Day and night i think about you from sunup to sundown, i feel your presence, but i only cling to the air wishing it was you. I miss your smile, the way you walk, the way you talk, i miss when you cry, when you're happy, when your sad, when you're laughing, and even when i feel your pain, but yet when when you say those three words, not only do they mean something, but we feel that we can be together. No matter what, i want to be the one to do you right, making love to you the way you deserve to be loved in every aspect, letting myself be free while joining you hand in hand. Nothing i would love more than to take your hand as my wife, to love, honor, obey, and cherish until the day i lay and god calls me to be with him. I've seen and heard of you prior pain, sadness, and frustration. that time has to go now, you've seen and heard of my past in a nutshell and i know you want that to end as well, so if we wnat to be together what's stopping us now?, age, distance, race, background?, none of that matters to me at all, true love comes from within and can outlast all indifferences in any relationship.
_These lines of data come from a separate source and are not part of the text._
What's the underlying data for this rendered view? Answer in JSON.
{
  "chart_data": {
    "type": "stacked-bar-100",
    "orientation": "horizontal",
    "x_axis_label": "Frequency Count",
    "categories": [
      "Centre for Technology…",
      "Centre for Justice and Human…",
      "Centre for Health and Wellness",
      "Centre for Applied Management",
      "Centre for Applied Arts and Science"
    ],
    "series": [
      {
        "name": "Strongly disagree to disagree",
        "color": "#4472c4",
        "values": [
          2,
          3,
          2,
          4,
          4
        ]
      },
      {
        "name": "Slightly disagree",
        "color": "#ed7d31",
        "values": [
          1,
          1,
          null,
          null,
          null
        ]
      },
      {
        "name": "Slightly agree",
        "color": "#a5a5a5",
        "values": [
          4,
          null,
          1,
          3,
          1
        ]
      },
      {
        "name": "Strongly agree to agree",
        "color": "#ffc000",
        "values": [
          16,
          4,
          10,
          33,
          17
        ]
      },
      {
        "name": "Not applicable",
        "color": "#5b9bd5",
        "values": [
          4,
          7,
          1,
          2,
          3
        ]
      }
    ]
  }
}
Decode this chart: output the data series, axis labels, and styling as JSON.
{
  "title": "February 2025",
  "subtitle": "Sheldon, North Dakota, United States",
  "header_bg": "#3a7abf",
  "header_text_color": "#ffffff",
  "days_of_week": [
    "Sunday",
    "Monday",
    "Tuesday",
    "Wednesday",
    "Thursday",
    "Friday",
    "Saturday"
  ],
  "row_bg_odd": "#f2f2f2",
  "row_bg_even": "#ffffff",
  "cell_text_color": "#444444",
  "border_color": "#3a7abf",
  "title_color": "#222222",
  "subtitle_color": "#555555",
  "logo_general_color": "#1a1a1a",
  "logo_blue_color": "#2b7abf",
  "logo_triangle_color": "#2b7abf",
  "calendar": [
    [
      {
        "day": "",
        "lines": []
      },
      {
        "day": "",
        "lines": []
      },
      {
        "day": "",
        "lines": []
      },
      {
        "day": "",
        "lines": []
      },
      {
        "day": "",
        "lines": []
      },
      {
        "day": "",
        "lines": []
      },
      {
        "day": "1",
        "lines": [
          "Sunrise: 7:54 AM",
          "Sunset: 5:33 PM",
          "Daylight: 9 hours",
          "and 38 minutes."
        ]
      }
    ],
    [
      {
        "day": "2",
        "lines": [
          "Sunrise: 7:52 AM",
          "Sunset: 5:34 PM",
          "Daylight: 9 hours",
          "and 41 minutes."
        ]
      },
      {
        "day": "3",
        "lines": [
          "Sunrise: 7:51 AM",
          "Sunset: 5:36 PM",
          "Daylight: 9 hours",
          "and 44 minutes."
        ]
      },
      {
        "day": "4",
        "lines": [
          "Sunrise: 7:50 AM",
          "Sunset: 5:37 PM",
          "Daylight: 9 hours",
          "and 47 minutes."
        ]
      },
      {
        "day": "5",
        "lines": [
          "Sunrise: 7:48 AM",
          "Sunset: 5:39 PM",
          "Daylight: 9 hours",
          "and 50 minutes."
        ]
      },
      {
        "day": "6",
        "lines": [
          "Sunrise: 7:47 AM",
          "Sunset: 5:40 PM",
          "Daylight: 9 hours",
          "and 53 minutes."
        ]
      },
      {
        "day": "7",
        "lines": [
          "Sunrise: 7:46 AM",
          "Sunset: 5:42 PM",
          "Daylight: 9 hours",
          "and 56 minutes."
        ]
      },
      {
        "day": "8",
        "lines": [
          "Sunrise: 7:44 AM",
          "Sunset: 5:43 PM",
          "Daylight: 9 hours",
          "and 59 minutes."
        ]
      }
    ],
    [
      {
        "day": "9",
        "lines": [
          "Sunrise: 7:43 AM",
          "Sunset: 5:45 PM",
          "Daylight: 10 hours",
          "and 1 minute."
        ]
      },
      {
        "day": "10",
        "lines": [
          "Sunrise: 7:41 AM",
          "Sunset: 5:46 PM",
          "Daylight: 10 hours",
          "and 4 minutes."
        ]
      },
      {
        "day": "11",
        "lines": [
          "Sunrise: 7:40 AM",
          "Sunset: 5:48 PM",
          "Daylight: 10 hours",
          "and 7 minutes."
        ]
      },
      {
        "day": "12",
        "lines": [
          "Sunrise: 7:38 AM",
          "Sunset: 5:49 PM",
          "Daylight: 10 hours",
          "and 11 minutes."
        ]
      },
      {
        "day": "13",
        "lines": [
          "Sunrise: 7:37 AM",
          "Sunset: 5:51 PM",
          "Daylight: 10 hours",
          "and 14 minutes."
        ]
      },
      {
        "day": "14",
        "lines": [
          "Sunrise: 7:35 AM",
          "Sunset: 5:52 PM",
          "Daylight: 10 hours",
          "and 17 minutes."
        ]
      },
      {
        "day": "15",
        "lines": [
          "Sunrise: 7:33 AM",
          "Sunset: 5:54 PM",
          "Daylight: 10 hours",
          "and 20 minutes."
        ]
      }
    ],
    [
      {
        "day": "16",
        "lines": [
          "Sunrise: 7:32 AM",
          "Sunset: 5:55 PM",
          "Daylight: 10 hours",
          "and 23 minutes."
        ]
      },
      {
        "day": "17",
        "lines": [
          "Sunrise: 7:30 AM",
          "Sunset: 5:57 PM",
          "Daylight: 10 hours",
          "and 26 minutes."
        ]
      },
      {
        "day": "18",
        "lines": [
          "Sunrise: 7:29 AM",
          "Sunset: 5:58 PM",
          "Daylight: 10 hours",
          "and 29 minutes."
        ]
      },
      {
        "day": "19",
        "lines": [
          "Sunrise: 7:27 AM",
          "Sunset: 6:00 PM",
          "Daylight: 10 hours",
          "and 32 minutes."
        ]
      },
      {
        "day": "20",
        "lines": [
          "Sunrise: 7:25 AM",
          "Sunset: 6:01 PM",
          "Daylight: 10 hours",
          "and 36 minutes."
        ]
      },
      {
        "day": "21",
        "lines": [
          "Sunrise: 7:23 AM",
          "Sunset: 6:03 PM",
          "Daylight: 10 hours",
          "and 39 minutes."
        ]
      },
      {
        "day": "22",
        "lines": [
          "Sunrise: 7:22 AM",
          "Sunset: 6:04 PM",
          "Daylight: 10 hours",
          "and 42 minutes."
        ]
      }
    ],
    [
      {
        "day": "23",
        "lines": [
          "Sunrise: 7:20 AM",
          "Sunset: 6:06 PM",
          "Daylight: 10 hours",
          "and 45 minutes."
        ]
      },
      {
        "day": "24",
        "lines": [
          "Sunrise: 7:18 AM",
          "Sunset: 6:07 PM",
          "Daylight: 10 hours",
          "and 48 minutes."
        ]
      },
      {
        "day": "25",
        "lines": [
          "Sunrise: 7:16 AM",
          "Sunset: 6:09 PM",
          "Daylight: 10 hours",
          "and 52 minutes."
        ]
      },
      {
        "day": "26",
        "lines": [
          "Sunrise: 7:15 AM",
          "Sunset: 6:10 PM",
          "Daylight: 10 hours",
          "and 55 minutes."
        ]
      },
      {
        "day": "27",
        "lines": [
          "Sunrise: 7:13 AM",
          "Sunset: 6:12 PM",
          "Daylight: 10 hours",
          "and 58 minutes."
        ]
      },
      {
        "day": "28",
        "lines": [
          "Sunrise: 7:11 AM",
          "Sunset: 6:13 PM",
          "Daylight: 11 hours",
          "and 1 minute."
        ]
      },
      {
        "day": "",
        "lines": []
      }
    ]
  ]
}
The only thing i can give you is my heart, undying love, attention and soul, all that just for you. my love can i be the one to Cater 2 You?

My First Poem

Ok let me get this straight.....Of all things that happened, how did i come to be where and what i am now? is it my time to be a leaderor am i still binding time? I wonder if my child was alive or if i was married, or even if i was still in the military, what would my life have been then? But what about the opportunities that i had, would i went to college on a scholarship if it would present itself again?, God help me find myself, i need your guidance. I need an angel, a love, reclaim my honor that i once so proudly help that was taken away from me in my life, Have i become one with the same people that tried everything to destroy me and my dreams? All my life, i've faced adversity and yet i wonder if i've failed my family and myself for some have given their lives so willingly for? Am i that willing to do the same for the generations after me or am i too scared to leave my own footprints and destiny in this world to be remembered as an ordinary person?